Google Drive provides 15GB of free storage space, which is your Google Account’s storage. But you can purchase large storage space separately or as part of G Suite.
5. Task Management: Trello and Todoist
An important part of working remotely is the ability to organize tasks and assign them to team members. That’s how we can ensure everyone what they’re supposed to be doing, and we don’t duplicate certain tasks because team members aren’t aware who is working on what.
Trello is the most well-known task management application. You can create separate projects, each with different tasks, and then assign those tasks to a team member. The team member and you can then comment on those tasks for further instructions or to ask questions. You can then mark when a task or a project has been completed and move on.
It’s also a great way to keep records. Maybe months down the line, you’d like to know who worked on a specific task. Trello can help with that.
You can start using Trello for free on their website trello.com.
Todoist is more of a straightforward To-Do-List application. It can be used for any kind of list, from grocery shopping to website design. You can create simple lists of tasks to be done. You can delegate tasks to team members and then check their progress. Adding tags and priority to the items on the list is also possible.
You can also integrate Todoist with your other applications, such as Dropbox or Slack, which is a great feature. Overall, if you’re working remotely, sooner or later, you will likely need an application like Todoist.
6. Productivity Packages: Office 365 and G Suite
So far, we’ve talked about individual applications that you can use for different purposes, but another way to approach your remote-working days is to check out productivity packages that are provided by companies like Microsoft and Google. These packages include most of the applications you will need for your day to day office work. So let’s take a look.
Office 365 is a Microsoft productivity platform that uses a subscription to offer all the essential Microsoft product’s in one package for your team. It includes Outlook, OneDrive, Word, Excel, PowerPoint, SharePoint, OneNote, Microsoft Teams and etc. You can use all of these applications on all of your devices simultaneously and work as a team. The applications will always stay up to date, and you won’t have to worry about maintenance or troubleshooting as it’s kept in the cloud.
As we said before, it’s a subscription-based platform, so you will have to purchase a plan that fits your needs.
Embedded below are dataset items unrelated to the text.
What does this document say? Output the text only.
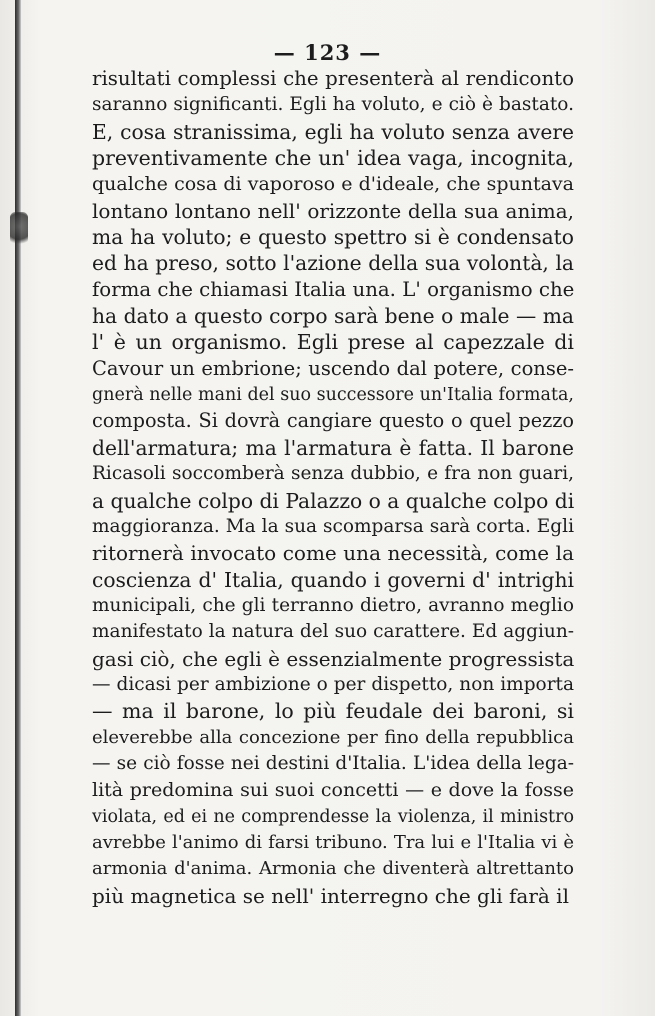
— 123 —
risultati complessi che presenterà al rendiconto
saranno significanti. Egli ha voluto, e ciò è bastato.
E, cosa stranissima, egli ha voluto senza avere
preventivamente che un' idea vaga, incognita,
qualche cosa di vaporoso e d'ideale, che spuntava
lontano lontano nell' orizzonte della sua anima,
ma ha voluto; e questo spettro si è condensato
ed ha preso, sotto l'azione della sua volontà, la
forma che chiamasi Italia una. L' organismo che
ha dato a questo corpo sarà bene o male — ma
l' è un organismo. Egli prese al capezzale di
Cavour un embrione; uscendo dal potere, conse-
gnerà nelle mani del suo successore un'Italia formata,
composta. Si dovrà cangiare questo o quel pezzo
dell'armatura; ma l'armatura è fatta. Il barone
Ricasoli soccomberà senza dubbio, e fra non guari,
a qualche colpo di Palazzo o a qualche colpo di
maggioranza. Ma la sua scomparsa sarà corta. Egli
ritornerà invocato come una necessità, come la
coscienza d' Italia, quando i governi d' intrighi
municipali, che gli terranno dietro, avranno meglio
manifestato la natura del suo carattere. Ed aggiun-
gasi ciò, che egli è essenzialmente progressista
— dicasi per ambizione o per dispetto, non importa
— ma il barone, lo più feudale dei baroni, si
eleverebbe alla concezione per fino della repubblica
— se ciò fosse nei destini d'Italia. L'idea della lega-
lità predomina sui suoi concetti — e dove la fosse
violata, ed ei ne comprendesse la violenza, il ministro
avrebbe l'animo di farsi tribuno. Tra lui e l'Italia vi è
armonia d'anima. Armonia che diventerà altrettanto
più magnetica se nell' interregno che gli farà il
You can learn more about it on office.com.
G Suite is Google’s equivalent to Microsoft 365. It brings all of Google’s products into one package for business use. Gmail, Calendar, Drive, Hangouts, Docs, Slides, Sheets, and other applications are included in the package. You can get a custom domain name for your emails instead of “gmail.com,” get large storage space for enterprise needs, or even run your own application on Google’s servers using Google Apps Script. You can create content with Docs, Sheets and Slides, which will be instantly available for all team members. You can set up business email accounts for each of your team members and get going in a matter of minutes.
The ease of use Google provides, combined with the access you will have to incredibly powerful servers, makes G Suite a great choice. Of course, it’s a paid service, but it starts from $6 USD per month, per user which is not bad. If you choose to go for the business or enterprise plans, you can get up to 1 TB of storage per user, which is really nice.
And keep in mind, by setting up a productivity package like G Suite or Office 365, you will have 90% of the tools you would likely need for remote working. It’s going to cost you more if you end up purchasing individual applications instead of a whole package.
We hope this guide has helped you a little bit in moving closer to remote-working during these difficult times. If you have any questions or comments, we would love to hear from you. Stay safe!